Question 2: You want AutoML to try only tree-based algorithms for a regression task. Which parameter do you configure?

A. featurization
B. allowed_training_algorithms
C. primary_metric
D. max_trials

Show Answer

B. allowed_training_algorithms. This parameter restricts AutoML to only the specified algorithms (e.g., LightGBM, RandomForest, XGBoostRegressor). Featurization controls data preprocessing. Primary_metric sets the optimization target. Max_trials limits the number of experiments.

Question 3: You are configuring a hyperparameter sweep job. You have a small search space with 3 hyperparameters, each with 3 possible values (27 total combinations). The training budget allows 27 trials. Which sampling algorithm should you use?

A. Random
B. Grid
C. Bayesian
D. Sobol

Show Answer

B. Grid. With only 27 total combinations and a budget for 27 trials, grid search will exhaustively test every combination, guaranteeing you find the best configuration. Random sampling might miss some combinations. Bayesian is more efficient for large search spaces but unnecessary when you can afford exhaustive search.

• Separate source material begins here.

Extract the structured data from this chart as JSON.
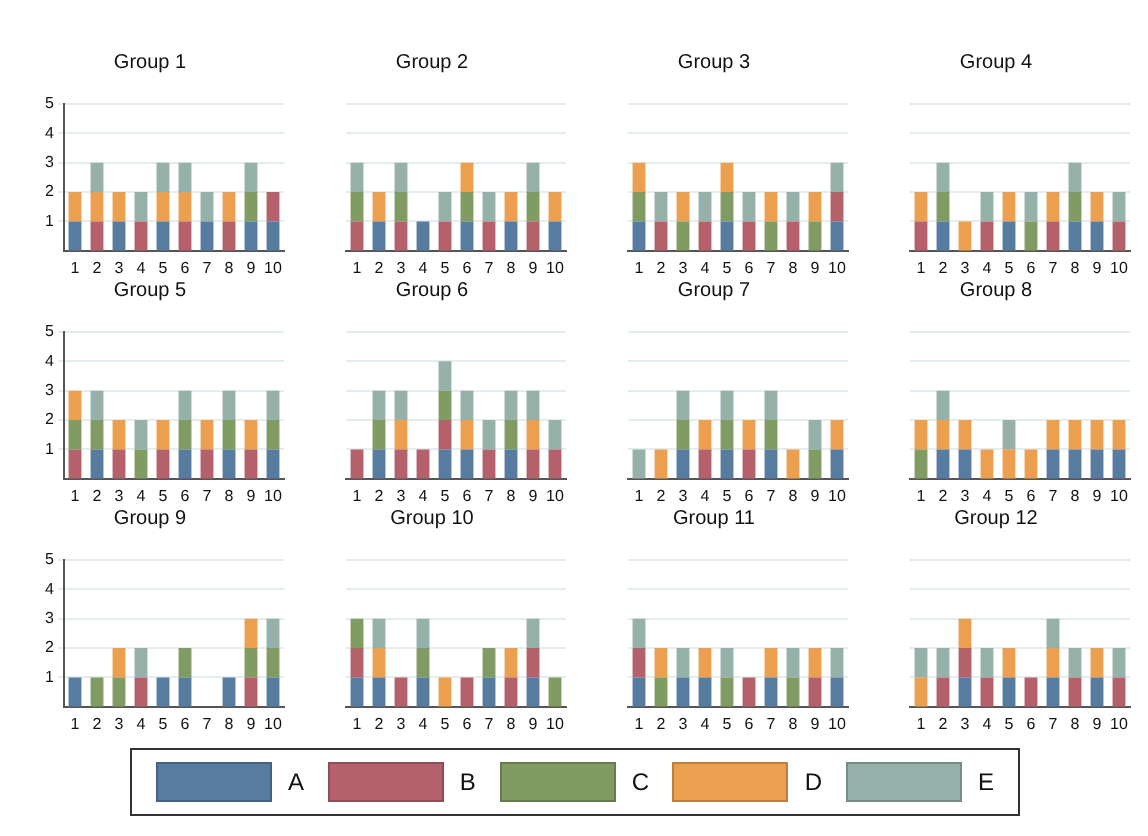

Question 4: You need to log custom metrics and model artifacts during training. Which framework is natively integrated with Azure ML for experiment tracking?

A. TensorBoard
B. Weights & Biases
C. MLflow
D. Neptune.ai

Show Answer

C. MLflow. Azure ML natively integrates with MLflow for experiment tracking, model logging, and model registry. You can use mlflow.log_metric(), mlflow.log_artifact(), and mlflow.sklearn.autolog() directly in Azure ML training scripts. TensorBoard is supported for visualization but MLflow is the primary tracking framework.

Question 5: You configure a BanditPolicy with slack_factor=0.1 and evaluation_interval=2. What does this policy do?

A. Terminates runs that are 10% slower than the fastest run
B. Terminates runs whose primary metric is more than 10% worse than the best run, checked every 2 intervals
C. Allocates 10% more resources to the top 2 runs
D. Randomly terminates 10% of runs every 2 intervals

Show Answer

B. Terminates runs whose primary metric is more than 10% worse than the best run, checked every 2 intervals. The Bandit policy compares each run to the best performing run. If a run's metric falls outside the slack factor (10%) from the best, it is terminated. This is checked at each evaluation_interval (every 2 reporting intervals). This saves compute by stopping unpromising trials early.